SECTION 10

THE GOOD FRIDAY AGREEMENT 1998

In 1987, SDLP leader John Hume established a dialogue with Gerry Adams, which was eventually to result in the IRA cessation of military activities on 31st August 1994. This dialogue is thought to be the origin of the present peace process. Thus John Hume is regarded as the architect of the peace process that has led to relative peace and stability in Northern Ireland for the first time in thirty years.

The peace process led to the Good Friday agreement of April 1998, and the SDLP collectively are regarded as the main architects of that agreement. The current leader of the party, Mark Durkan, and his deputy, Brid Rodgers, were the main players on the SDLP team that entered those negotiations with the other parties.

The weakness of the Agreement, as seen now, but anticipated to be its strength in 1998, was that it allowed Sinn Fein and the DUP into the government of Northern Ireland without asking them to commit themselves fully to the project. This has led directly to the growth of support for these parties since they have been able to portray themselves as opposition parties, with all the ensuing luxuries of free speech and action without the responsibilities of government, while they are in fact in government.

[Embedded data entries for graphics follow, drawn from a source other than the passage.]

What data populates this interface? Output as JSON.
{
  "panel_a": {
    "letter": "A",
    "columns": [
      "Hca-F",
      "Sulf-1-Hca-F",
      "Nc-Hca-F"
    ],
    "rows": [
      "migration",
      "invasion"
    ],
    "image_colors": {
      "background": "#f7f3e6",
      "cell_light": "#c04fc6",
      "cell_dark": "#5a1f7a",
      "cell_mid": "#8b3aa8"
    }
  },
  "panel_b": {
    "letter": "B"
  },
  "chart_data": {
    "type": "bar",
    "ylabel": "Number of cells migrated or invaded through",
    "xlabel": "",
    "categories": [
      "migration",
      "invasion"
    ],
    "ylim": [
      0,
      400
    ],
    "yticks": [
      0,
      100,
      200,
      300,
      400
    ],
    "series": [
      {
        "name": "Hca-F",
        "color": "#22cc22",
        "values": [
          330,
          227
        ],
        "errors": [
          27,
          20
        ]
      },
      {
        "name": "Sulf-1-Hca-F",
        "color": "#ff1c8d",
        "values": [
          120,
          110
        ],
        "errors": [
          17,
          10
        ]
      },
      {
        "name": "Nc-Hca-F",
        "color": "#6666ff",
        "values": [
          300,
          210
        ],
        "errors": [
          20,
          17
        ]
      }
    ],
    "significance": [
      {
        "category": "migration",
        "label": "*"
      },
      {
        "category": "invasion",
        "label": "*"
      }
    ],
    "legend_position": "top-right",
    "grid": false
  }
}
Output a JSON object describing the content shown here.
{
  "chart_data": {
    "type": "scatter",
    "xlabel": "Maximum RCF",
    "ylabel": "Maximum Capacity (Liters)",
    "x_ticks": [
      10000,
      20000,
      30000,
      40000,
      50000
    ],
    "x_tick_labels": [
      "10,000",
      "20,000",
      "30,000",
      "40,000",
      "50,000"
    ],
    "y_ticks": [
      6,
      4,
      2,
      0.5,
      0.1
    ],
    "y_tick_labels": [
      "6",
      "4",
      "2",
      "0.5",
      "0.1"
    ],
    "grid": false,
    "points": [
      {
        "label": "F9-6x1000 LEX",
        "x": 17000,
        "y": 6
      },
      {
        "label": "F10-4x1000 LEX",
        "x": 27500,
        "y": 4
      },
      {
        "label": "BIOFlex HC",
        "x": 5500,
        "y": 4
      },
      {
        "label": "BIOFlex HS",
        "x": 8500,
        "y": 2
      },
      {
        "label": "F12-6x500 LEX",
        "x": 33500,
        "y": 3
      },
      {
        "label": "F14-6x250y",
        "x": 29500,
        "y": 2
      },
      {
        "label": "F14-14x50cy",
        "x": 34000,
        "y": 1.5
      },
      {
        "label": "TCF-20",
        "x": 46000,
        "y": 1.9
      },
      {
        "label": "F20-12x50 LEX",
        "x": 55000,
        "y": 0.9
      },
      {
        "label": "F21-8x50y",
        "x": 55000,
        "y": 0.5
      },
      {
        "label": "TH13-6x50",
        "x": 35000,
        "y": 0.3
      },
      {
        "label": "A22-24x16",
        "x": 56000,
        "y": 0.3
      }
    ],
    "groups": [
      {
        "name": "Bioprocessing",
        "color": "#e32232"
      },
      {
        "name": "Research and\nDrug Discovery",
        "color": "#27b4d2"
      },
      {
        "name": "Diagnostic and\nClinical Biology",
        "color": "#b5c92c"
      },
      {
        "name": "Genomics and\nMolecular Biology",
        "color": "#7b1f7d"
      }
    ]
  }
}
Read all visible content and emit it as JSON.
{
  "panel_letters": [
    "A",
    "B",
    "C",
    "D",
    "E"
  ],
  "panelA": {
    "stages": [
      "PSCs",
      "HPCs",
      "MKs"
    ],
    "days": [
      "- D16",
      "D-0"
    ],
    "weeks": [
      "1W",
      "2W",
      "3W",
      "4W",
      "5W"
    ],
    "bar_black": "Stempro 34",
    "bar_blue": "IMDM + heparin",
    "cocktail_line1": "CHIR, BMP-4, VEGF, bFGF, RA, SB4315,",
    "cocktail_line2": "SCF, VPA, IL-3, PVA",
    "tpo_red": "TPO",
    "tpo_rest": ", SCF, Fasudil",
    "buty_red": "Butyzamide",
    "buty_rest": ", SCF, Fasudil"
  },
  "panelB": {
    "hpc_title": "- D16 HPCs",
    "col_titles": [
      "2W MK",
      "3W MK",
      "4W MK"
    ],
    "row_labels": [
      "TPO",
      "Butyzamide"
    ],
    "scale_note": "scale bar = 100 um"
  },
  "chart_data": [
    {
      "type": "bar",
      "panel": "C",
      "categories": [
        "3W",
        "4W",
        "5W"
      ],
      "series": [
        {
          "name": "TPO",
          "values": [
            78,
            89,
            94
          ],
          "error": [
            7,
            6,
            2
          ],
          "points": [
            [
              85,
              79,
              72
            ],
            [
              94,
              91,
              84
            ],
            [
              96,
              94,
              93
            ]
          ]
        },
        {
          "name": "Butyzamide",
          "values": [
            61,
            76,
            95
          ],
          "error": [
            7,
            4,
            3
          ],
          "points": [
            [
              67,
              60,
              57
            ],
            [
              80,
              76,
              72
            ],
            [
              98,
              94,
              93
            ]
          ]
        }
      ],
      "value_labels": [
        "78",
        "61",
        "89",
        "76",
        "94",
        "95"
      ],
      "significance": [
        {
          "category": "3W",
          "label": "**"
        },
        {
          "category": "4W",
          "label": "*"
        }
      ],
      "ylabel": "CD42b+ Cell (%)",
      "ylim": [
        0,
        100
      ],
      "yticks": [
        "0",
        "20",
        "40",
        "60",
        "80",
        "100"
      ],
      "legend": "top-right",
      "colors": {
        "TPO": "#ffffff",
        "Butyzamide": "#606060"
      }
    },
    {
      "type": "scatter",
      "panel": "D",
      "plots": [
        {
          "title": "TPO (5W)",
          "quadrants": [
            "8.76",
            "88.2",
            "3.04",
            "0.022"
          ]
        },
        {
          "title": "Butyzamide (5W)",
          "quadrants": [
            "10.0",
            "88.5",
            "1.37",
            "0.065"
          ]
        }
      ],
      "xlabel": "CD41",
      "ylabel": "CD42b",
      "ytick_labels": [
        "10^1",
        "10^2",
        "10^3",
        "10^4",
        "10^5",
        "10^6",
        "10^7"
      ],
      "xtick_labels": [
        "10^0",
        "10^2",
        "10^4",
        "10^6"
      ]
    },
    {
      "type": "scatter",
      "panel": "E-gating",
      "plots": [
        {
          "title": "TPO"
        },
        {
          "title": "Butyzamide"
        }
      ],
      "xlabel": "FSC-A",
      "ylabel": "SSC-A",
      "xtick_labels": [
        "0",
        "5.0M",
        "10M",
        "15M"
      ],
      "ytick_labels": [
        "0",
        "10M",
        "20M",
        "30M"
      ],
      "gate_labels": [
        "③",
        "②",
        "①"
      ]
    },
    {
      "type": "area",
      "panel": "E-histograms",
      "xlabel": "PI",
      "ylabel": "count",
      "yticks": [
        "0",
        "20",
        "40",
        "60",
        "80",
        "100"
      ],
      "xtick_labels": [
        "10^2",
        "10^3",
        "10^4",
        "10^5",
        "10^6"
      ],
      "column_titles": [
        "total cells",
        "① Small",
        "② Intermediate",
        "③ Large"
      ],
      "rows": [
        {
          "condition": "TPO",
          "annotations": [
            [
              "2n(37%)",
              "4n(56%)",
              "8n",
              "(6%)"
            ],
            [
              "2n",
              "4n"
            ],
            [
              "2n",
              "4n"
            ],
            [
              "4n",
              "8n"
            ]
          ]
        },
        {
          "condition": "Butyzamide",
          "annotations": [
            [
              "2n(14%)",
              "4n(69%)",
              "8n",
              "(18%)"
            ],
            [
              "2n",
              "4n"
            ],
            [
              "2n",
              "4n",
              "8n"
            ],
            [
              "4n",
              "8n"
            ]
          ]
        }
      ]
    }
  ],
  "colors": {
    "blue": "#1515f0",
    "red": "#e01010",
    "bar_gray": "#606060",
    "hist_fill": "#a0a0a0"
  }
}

Indeed both these parties have laboured to undermine the Agreement at every available opportunity.

Sinn Fein have failed to deliver on decommissioning and policing whilst being aware that they are undermining the entire project of the SDLP. Do they care? The answer is a resounding “no”.

The Agreement also creates a demographic boxing ring by asserting that the constitutional position of Northern Ireland can only change after a referendum.

Within months of the Agreement, Sinn Fein were already using this as a means of raising morale in the Nationalist community, consequently causing extreme fears in the unionist community.

The Agreement has become a two-horse race to find which of the communities can either see the most advantage or the most threat from it. Unionists are increasingly seeing a threat, and Nationalists are increasingly seeing an opportunity. These two positions feed off each other, and thus Paisley and Adams somehow endorse each other and increase the level of support for their own positions in this way.

The North is now effectively a battlefield on which Paisley and Adams struggle to see which of their fundamentalist positions are correct. This may be the position in the medium term. It will most certainly be the position while the Agreement is in place.

The Northern Ireland state was founded on a sectarian headcount, and republicans anticipate that it will be defeated by a demographic strategy that will reverse that initial headcount. This is a sad and sick state of political debate. It can only result in conflict.

Unionists will never accept the verdict of a referendum if it is driven by the very leaders who organised the killing of their people for so long. That is a natural reaction, and it is one that may lead to civil war in the end.

Repartition is a highly likely outcome of a Nationalist majority in a referendum conducted after years of a Sinn Fein demographic strategy. That may happen together with or after a civil war.

Thus, the Northern Ireland state has no meaning any longer other than to contain a battle between the two communities that will inevitably result in some form of civil war. Repartition is the most likely outcome of this civil war.